Temperature of blackbody (star)

[pat666]

Homework Statement

b) Two stars, both of which behave like black bodies, radiate the same total energy per second. The cooler star has a surface temperature, T, and 3.0 times the diameter of the hotter star.
i) What is the temperature of the hotter star in terms of T?
ii) What is the ratio of the peak intensity wavelength of the hotter star to that of the cooler star?

Homework Equations

The Attempt at a Solution

Calling the cooler star 1 and the hotter 2
A₁=4$$\pi$$r₁²
A₂=4$$\pi$$(3r₁)²
P₁=P₂
P=$$\epsilon$$$$\sigma$$AT⁴
so P$$\propto$$AT and that I think means T $$\propto$$ 1/A
Here is where I get stuck, not sure if anything I am doing is right (basically just playing to see what happens) and not sure where to go now?

 

[Redbelly98]

The Attempt at a Solution

Calling the cooler star 1 and the hotter 2
A₁=4$$\pi$$r₁²
A₂=4$$\pi$$(3r₁)²
P₁=P₂
P=$$\epsilon$$$$\sigma$$AT⁴
so P$$\propto$$AT and that I think means T $$\propto$$ 1/A
Here is where I get stuck, not sure if anything I am doing is right (basically just playing to see what happens) and not sure where to go now?

You're pretty much on track, except that your T has lost it's ⁴ exponent.

P α A T ⁴​

 

[pat666]

So A_2 is 12 times the size of A_1 and T is proportional to 1/A^4
T=12T_1?

 

[Redbelly98]

So A_2 is 12 times the size of A_1

No, it isn't. How did you calculate that? What is A2/A1, given the correct expressions for A1 and A2 that you wrote earlier?

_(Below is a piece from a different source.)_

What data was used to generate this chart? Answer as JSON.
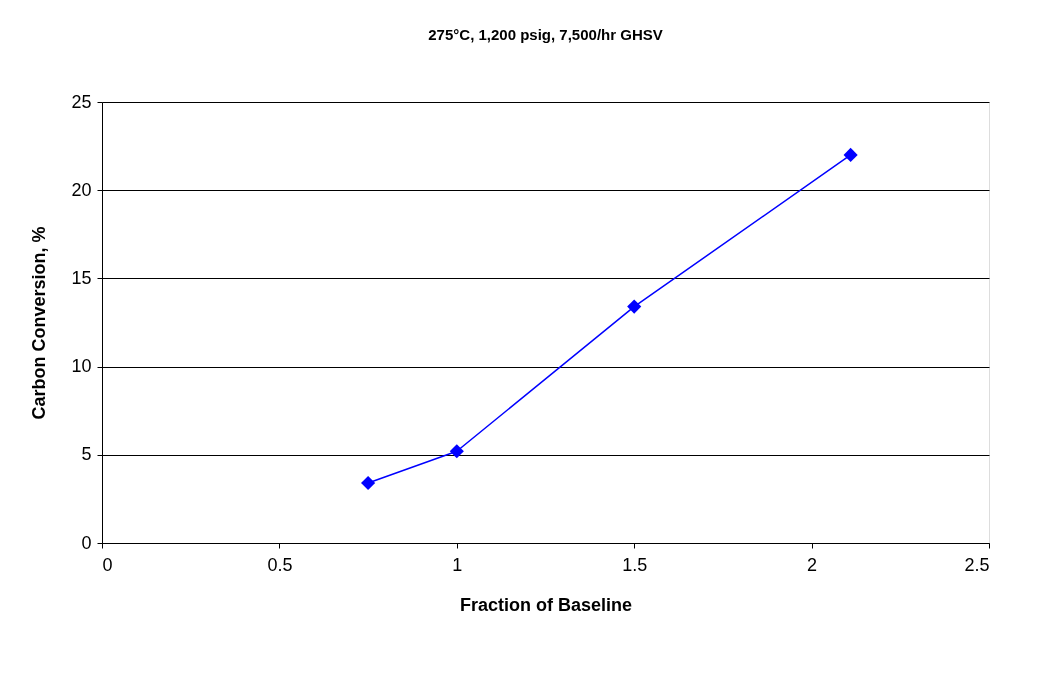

and T is proportional to 1/A^4

No, you need to use the fact that A·T⁴ is a constant to get the proportionality relation.

T=12T_1?

No.

 

[pat666]

A2/A1=9
P is proportional to AT^4
still not sure what to do here?

 

[Redbelly98]

A2/A1=9

Yes.

P is proportional to AT^4
still not sure what to do here?

Yes, and since P is the same for both stars,

A₁ T₁⁴ = A₂ T₂⁴​

Solve for T₂

 

[pat666]

I get T2=1/sqrt(3)T1? since the indices on T cancel out.

 

[Redbelly98]

Looks good, that's what I get too.

(I assume you mean T1/sqrt(3), and not 1/[T1*sqrt(3)] )

 

[pat666]

yeah I meant the 1st one. Thanks for helping me to the answer.